Item date: Early 20th century
Grant Value: £1,000 [Smaller Libraries Fund]
Item cost: £2,000
Item date acquired: 2018
Item institution: Weiner Library
Town/City: London
Seventeen German posters connected with the First World War, Communism, anti-Bolshevism and The Weimar Republic.

The poster collection contains 17 German posters covering a broad range of themes connected with the First World War, Communism, anti-Bolshevism and The Weimar Republic. Half the posters were commissioned by the Spartakusbund, a rigorously Marxist movement, founded by Karl Liebknecht, Rosa Luxemburg and Clara Zeitlin who split away from the Social Democratic Party of Germany (SDP) when the party decided to support German government’s declaration of war on Russia. The driving force behind the 1918 November revolution, the Spartakusbund became the German Communist Party (KPD) in the following December. There are two copies of the famous KPD election poster “Wählt Kommunisten! KPD” circulated around 1919. This poster is one of the most famous political posters of its time, not least because the message conveyed by its striking visual content: the ghost of the recently murdered Liebknecht haranguing five caricatured members of chancellor Ebert’s government, while outside a crowd of workers has gathered. “Wählt Kommunisten! Nicht diese Feinde der Arbeiter!” is an election poster published around 1920. The poster depicts five opponents of communism: a member of the Independent Social Democratic Party of Germany; a priest; a soldier with a swastika inscribed on his helmet; an aristocrat; a member of the SDP.

After the Kaiser’s abdication, the SPD was given the task of forming a viable government for the German Republic, now usually referred to as the Weimar Republic. One of the offices established early by the new government was a propaganda and information service, whose main task was to foster a return to social order, to combat food shortages and increase productivity by getting people back to work. From this era comes “Wer suchts Arbeit?”. The giant poster of 1918, measures 137 x 95 cm on two sheets, aimed at getting people back to work, both in the towns and on the land. It was designed to be clearly readable at a fair distance and to give the address of a job centre at bottom.

The Wiener Library is one of the world's leading and most extensive archives on the Holocaust and Nazi era.

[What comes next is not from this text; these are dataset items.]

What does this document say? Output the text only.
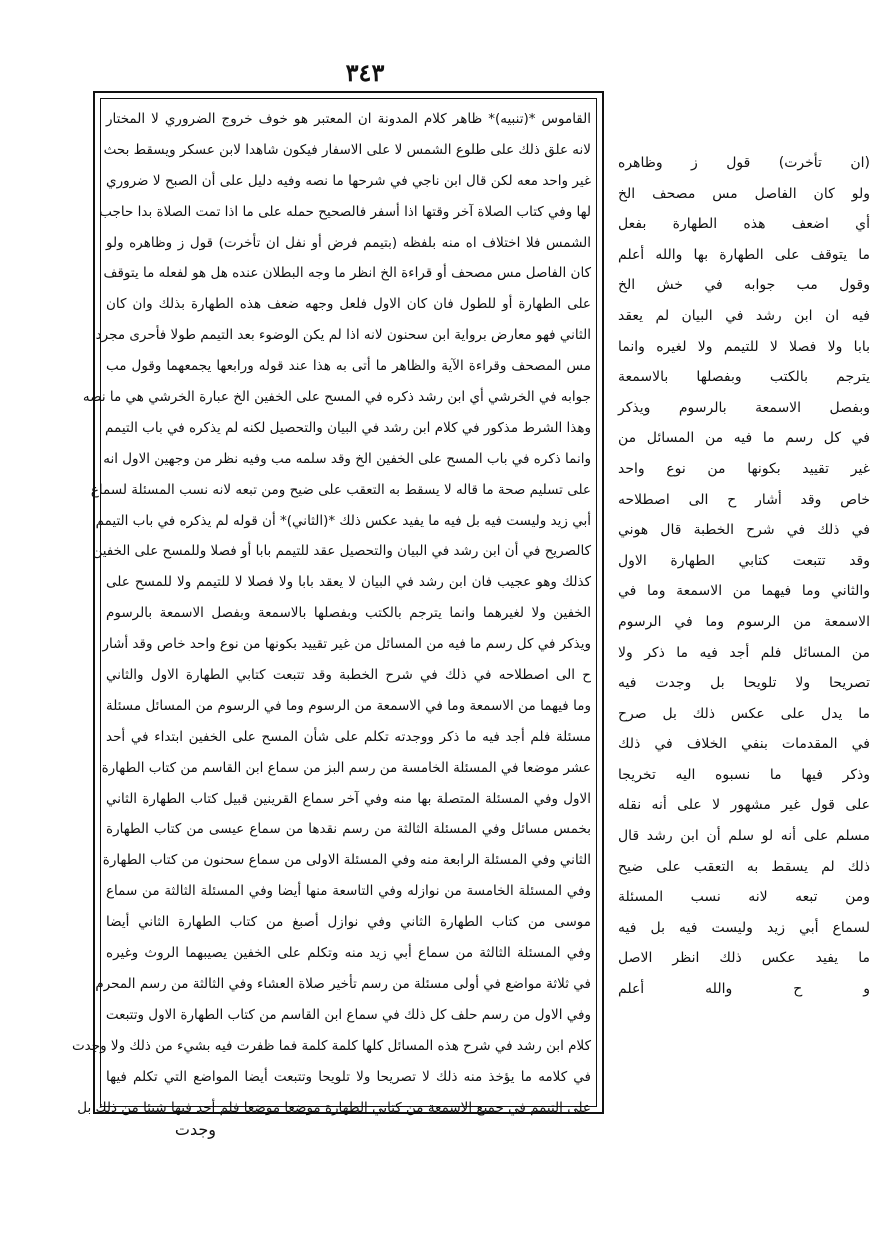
٣٤٣
القاموس *(تنبيه)* ظاهر كلام المدونة ان المعتبر هو خوف خروج الضروري لا المختار
لانه علق ذلك على طلوع الشمس لا على الاسفار فيكون شاهدا لابن عسكر ويسقط بحث
غير واحد معه لكن قال ابن ناجي في شرحها ما نصه وفيه دليل على أن الصبح لا ضروري
لها وفي كتاب الصلاة آخر وقتها اذا أسفر فالصحيح حمله على ما اذا تمت الصلاة بدا حاجب
الشمس فلا اختلاف اه منه بلفظه (بتيمم فرض أو نفل ان تأخرت) قول ز وظاهره ولو
كان الفاصل مس مصحف أو قراءة الخ انظر ما وجه البطلان عنده هل هو لفعله ما يتوقف
على الطهارة أو للطول فان كان الاول فلعل وجهه ضعف هذه الطهارة بذلك وان كان
الثاني فهو معارض برواية ابن سحنون لانه اذا لم يكن الوضوء بعد التيمم طولا فأحرى مجرد
مس المصحف وقراءة الآية والظاهر ما أتى به هذا عند قوله ورابعها يجمعهما وقول مب
جوابه في الخرشي أي ابن رشد ذكره في المسح على الخفين الخ عبارة الخرشي هي ما نصه
وهذا الشرط مذكور في كلام ابن رشد في البيان والتحصيل لكنه لم يذكره في باب التيمم
وانما ذكره في باب المسح على الخفين الخ وقد سلمه مب وفيه نظر من وجهين الاول انه
على تسليم صحة ما قاله لا يسقط به التعقب على ضيح ومن تبعه لانه نسب المسئلة لسماع
أبي زيد وليست فيه بل فيه ما يفيد عكس ذلك *(الثاني)* أن قوله لم يذكره في باب التيمم
كالصريح في أن ابن رشد في البيان والتحصيل عقد للتيمم بابا أو فصلا وللمسح على الخفين
كذلك وهو عجيب فان ابن رشد في البيان لا يعقد بابا ولا فصلا لا للتيمم ولا للمسح على
الخفين ولا لغيرهما وانما يترجم بالكتب وبفصلها بالاسمعة وبفصل الاسمعة بالرسوم
ويذكر في كل رسم ما فيه من المسائل من غير تقييد بكونها من نوع واحد خاص وقد أشار
ح الى اصطلاحه في ذلك في شرح الخطبة وقد تتبعت كتابي الطهارة الاول والثاني
وما فيهما من الاسمعة وما في الاسمعة من الرسوم وما في الرسوم من المسائل مسئلة
مسئلة فلم أجد فيه ما ذكر ووجدته تكلم على شأن المسح على الخفين ابتداء في أحد
عشر موضعا في المسئلة الخامسة من رسم البز من سماع ابن القاسم من كتاب الطهارة
الاول وفي المسئلة المتصلة بها منه وفي آخر سماع القرينين قبيل كتاب الطهارة الثاني
بخمس مسائل وفي المسئلة الثالثة من رسم نقدها من سماع عيسى من كتاب الطهارة
الثاني وفي المسئلة الرابعة منه وفي المسئلة الاولى من سماع سحنون من كتاب الطهارة
وفي المسئلة الخامسة من نوازله وفي التاسعة منها أيضا وفي المسئلة الثالثة من سماع
موسى من كتاب الطهارة الثاني وفي نوازل أصبغ من كتاب الطهارة الثاني أيضا
وفي المسئلة الثالثة من سماع أبي زيد منه وتكلم على الخفين يصيبهما الروث وغيره
في ثلاثة مواضع في أولى مسئلة من رسم تأخير صلاة العشاء وفي الثالثة من رسم المحرم
وفي الاول من رسم حلف كل ذلك في سماع ابن القاسم من كتاب الطهارة الاول وتتبعت
كلام ابن رشد في شرح هذه المسائل كلها كلمة كلمة فما ظفرت فيه بشيء من ذلك ولا وجدت
في كلامه ما يؤخذ منه ذلك لا تصريحا ولا تلويحا وتتبعت أيضا المواضع التي تكلم فيها
على التيمم في جميع الاسمعة من كتابي الطهارة موضعا موضعا فلم أجد فيها شيئا من ذلك بل
(ان تأخرت) قول ز وظاهره
ولو كان الفاصل مس مصحف الخ
أي اضعف هذه الطهارة بفعل
ما يتوقف على الطهارة بها والله أعلم
وقول مب جوابه في خش الخ
فيه ان ابن رشد في البيان لم يعقد
بابا ولا فصلا لا للتيمم ولا لغيره وانما
يترجم بالكتب وبفصلها بالاسمعة
وبفصل الاسمعة بالرسوم ويذكر
في كل رسم ما فيه من المسائل من
غير تقييد بكونها من نوع واحد
خاص وقد أشار ح الى اصطلاحه
في ذلك في شرح الخطبة قال هوني
وقد تتبعت كتابي الطهارة الاول
والثاني وما فيهما من الاسمعة وما في
الاسمعة من الرسوم وما في الرسوم
من المسائل فلم أجد فيه ما ذكر ولا
تصريحا ولا تلويحا بل وجدت فيه
ما يدل على عكس ذلك بل صرح
في المقدمات بنفي الخلاف في ذلك
وذكر فيها ما نسبوه اليه تخريجا
على قول غير مشهور لا على أنه نقله
مسلم على أنه لو سلم أن ابن رشد قال
ذلك لم يسقط به التعقب على ضيح
ومن تبعه لانه نسب المسئلة
لسماع أبي زيد وليست فيه بل فيه
ما يفيد عكس ذلك انظر الاصل
و ح والله أعلم
وجدت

Formed in 1933, the Library's unique collection of over one million items includes published and unpublished works, press cuttings, photographs and eyewitness testimony. We already hold a number of posters and political cartoons covering a broad range of themes connected with the Holocaust, Second World War, and Nazi society. These new acquisitions will be an excellent addition to our existing collection. The acquired posters will be accessible via our Collections Online once they are fully catalogued. In time we plan to make scanned images available on our website, improving accessibility to the general public.